Eigentlich wollte RWE endlich aufsteigen. Stattdessen räumen die Spieler nach dem vorzeitigen Saisonende ihre Spinde aus und wissen nicht, wie es weitergeht. Die Geschichte einer bizarren Saison.
Doch bevor die Saison beginnt, klappt schon der Erste zusammen. Beim Auftaktspiel am Freitagabend gegen die Zweite von Borussia Dortmund ist es immer noch so heiß, dass an der Einfahrt zum Stadion ein älterer Herr auf dem Boden sitzt. Nachdem ihm jemand eine Flasche Wasser gereicht hat, rappelt er sich wieder auf. Schon jetzt ist klar: Die Fans werden auch in diesem Jahr alles geben. 14 500 Zuschauer sind zur Premiere gekommen, mit Viertliga-Alltag hat dieses Ambiente wenig zu tun. Auch Sascha Peljhan ist da, ein wenig skeptisch, wie die eingefleischten RWE-Fans im Stadion auf ihn reagieren werden. Meist wird er aber noch gar nicht erkannt.
Die Teams der Regionalliga West sind wie durch eine unsichtbare Grenze geteilt. Da sind zum einen die Mannschaften, die sogenannten „Männerfußball“ spielen, mit baumlangen Abwehrspielern, die in den letzten Minuten nach vorne gehen, und mehr Kick & Rush als Spielkultur. Und dann die U23-Teams der Bundesligisten: junge Kerle, manchmal etwas schmächtig, aber fein ausgebildet, überragend am Fuß. Wer in dieser Liga etwa gewinnen will, muss gegen beide bestehen.
Gegen den BVB ist gleich zu sehen, was die Leute ab sofort von Rot-Weiss Essen erwarten können. Torwart Marcel Lenz steht ständig dreißig Meter vor dem eigenen Tor. Es ist ein riskantes Spiel.
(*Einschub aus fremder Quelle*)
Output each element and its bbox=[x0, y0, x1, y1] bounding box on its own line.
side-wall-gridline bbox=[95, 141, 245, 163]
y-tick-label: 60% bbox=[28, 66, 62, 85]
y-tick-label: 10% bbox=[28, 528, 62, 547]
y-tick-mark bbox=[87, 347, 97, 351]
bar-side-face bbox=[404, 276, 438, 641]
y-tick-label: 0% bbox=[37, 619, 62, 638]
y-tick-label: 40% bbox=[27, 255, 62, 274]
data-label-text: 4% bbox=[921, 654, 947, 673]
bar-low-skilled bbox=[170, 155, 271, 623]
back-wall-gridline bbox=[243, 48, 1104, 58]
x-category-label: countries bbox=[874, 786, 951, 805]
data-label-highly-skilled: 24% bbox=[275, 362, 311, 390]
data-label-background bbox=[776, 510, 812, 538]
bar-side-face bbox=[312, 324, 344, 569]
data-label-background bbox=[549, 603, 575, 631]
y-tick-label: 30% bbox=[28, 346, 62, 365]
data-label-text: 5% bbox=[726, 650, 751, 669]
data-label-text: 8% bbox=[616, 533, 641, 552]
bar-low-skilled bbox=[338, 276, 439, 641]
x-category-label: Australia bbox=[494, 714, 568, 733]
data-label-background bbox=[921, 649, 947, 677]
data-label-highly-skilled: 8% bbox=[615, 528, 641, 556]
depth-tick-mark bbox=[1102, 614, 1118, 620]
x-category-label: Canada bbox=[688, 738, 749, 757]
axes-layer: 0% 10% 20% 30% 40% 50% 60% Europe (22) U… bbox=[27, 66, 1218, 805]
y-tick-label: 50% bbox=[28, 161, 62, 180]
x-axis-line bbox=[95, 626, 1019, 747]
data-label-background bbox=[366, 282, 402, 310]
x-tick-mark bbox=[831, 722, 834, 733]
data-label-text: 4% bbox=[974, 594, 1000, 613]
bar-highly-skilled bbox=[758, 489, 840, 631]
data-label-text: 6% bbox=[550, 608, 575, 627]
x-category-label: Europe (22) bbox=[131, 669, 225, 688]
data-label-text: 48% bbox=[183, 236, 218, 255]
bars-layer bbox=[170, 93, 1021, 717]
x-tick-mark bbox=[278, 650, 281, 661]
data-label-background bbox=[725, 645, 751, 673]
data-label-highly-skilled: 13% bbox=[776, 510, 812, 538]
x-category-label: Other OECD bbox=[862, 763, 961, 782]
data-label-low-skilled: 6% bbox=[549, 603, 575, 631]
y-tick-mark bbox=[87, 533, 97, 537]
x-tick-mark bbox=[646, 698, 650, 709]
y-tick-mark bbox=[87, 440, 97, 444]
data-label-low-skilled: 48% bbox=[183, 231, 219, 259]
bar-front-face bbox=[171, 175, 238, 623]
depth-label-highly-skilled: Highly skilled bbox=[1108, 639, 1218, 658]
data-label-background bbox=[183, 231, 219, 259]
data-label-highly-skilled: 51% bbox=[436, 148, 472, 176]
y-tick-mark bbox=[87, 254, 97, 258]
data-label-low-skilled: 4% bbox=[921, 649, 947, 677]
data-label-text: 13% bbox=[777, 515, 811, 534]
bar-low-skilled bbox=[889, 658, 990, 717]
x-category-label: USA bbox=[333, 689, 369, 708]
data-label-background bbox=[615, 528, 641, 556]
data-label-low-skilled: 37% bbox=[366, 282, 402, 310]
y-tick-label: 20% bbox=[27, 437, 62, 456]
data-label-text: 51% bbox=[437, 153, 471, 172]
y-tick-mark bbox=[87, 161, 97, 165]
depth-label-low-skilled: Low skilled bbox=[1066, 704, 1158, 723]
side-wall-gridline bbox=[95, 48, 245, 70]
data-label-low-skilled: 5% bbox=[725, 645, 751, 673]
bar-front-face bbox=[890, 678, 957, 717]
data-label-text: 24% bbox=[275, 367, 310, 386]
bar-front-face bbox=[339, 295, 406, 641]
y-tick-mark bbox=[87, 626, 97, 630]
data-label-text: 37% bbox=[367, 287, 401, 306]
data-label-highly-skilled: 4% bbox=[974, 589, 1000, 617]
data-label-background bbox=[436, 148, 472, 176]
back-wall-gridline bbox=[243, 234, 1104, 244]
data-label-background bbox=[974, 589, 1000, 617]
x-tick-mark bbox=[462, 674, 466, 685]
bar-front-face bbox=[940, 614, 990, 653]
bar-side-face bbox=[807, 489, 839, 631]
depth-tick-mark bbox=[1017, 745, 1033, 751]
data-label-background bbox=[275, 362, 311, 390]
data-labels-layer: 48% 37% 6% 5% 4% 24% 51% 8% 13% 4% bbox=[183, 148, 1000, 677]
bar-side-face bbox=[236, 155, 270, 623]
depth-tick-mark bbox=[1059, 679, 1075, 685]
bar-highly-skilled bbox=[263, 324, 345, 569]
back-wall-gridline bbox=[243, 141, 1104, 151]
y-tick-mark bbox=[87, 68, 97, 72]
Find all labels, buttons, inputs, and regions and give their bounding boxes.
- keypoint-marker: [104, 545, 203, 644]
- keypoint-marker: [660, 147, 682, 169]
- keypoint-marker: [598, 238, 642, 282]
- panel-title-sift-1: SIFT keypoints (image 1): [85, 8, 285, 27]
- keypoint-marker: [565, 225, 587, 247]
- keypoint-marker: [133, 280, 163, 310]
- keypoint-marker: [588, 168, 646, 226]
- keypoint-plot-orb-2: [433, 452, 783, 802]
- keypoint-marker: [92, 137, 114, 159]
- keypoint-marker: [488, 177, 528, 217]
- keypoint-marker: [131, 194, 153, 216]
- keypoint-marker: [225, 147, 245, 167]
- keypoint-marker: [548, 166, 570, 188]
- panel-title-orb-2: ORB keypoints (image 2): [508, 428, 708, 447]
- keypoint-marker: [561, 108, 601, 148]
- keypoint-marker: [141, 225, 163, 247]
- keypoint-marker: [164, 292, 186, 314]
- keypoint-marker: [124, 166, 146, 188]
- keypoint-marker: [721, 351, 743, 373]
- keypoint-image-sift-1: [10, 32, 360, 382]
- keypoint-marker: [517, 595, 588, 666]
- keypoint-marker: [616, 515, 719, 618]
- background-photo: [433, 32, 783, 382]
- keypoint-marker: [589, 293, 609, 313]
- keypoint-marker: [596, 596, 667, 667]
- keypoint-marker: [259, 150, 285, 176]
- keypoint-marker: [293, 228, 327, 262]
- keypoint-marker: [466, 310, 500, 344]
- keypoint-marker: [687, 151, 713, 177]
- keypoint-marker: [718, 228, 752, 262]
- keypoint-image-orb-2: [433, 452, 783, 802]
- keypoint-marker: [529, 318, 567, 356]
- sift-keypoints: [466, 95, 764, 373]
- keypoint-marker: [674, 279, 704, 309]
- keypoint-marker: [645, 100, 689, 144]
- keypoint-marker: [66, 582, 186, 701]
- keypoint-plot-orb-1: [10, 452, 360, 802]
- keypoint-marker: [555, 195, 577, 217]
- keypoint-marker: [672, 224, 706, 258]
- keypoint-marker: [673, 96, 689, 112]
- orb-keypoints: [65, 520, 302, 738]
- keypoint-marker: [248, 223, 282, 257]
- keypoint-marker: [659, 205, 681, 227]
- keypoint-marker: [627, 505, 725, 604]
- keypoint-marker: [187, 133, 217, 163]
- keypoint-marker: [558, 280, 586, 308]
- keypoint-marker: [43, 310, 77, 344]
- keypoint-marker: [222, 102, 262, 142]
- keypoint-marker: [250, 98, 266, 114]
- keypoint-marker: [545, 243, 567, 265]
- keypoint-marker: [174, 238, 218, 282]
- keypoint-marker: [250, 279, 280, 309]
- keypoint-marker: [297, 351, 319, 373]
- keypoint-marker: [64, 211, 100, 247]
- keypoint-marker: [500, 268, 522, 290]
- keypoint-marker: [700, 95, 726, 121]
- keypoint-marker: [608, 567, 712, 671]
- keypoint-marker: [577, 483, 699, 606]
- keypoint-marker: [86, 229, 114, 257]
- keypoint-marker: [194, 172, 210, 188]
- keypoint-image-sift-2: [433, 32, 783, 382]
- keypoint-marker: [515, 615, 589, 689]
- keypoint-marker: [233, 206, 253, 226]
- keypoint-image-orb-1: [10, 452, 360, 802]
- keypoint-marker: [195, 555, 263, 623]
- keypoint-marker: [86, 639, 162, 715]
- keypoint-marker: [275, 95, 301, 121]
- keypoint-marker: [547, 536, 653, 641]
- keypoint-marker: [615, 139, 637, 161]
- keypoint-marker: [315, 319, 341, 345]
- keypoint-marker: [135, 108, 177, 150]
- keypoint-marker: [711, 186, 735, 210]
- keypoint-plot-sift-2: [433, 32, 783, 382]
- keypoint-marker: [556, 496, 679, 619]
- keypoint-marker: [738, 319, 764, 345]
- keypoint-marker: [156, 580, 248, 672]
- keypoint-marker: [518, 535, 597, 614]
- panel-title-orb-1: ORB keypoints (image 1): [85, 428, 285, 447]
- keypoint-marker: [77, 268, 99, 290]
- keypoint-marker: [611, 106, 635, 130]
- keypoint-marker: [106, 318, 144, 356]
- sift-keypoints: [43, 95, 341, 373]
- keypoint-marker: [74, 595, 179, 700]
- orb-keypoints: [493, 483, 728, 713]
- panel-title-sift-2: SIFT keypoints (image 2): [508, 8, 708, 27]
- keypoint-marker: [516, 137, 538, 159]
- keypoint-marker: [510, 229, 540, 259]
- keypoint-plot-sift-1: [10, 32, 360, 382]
Und nach der zweiten hitzebedingten Trinkpause ist es so weit: RWE verliert den Ball im Mittelfeld, Lenz steht auf verlorenem Posten – 0:1. Im Stadion an der Hafenstraße wird es zur Pause unruhig. Wat ’ne Scheiße! Danach ein ähnliches Bild: Essen versucht alles, nichts gelingt. Bis Amara Condé unvermittelt aus 25 Metern aufs Tor schießt. Das Ding sitzt, 1:1. Die Fans singen: „Oh, RWE!“, das alte Lied. In der fünften Minute der Nachspielzeit hat Essen noch einmal den Ball. Ungeschicktes Zweikampfverhalten zweier Dortmunder, der Schiedsrichter entscheidet auf Elfmeter. Alexander Hahn nimmt sich den Ball und trifft zum 2:1.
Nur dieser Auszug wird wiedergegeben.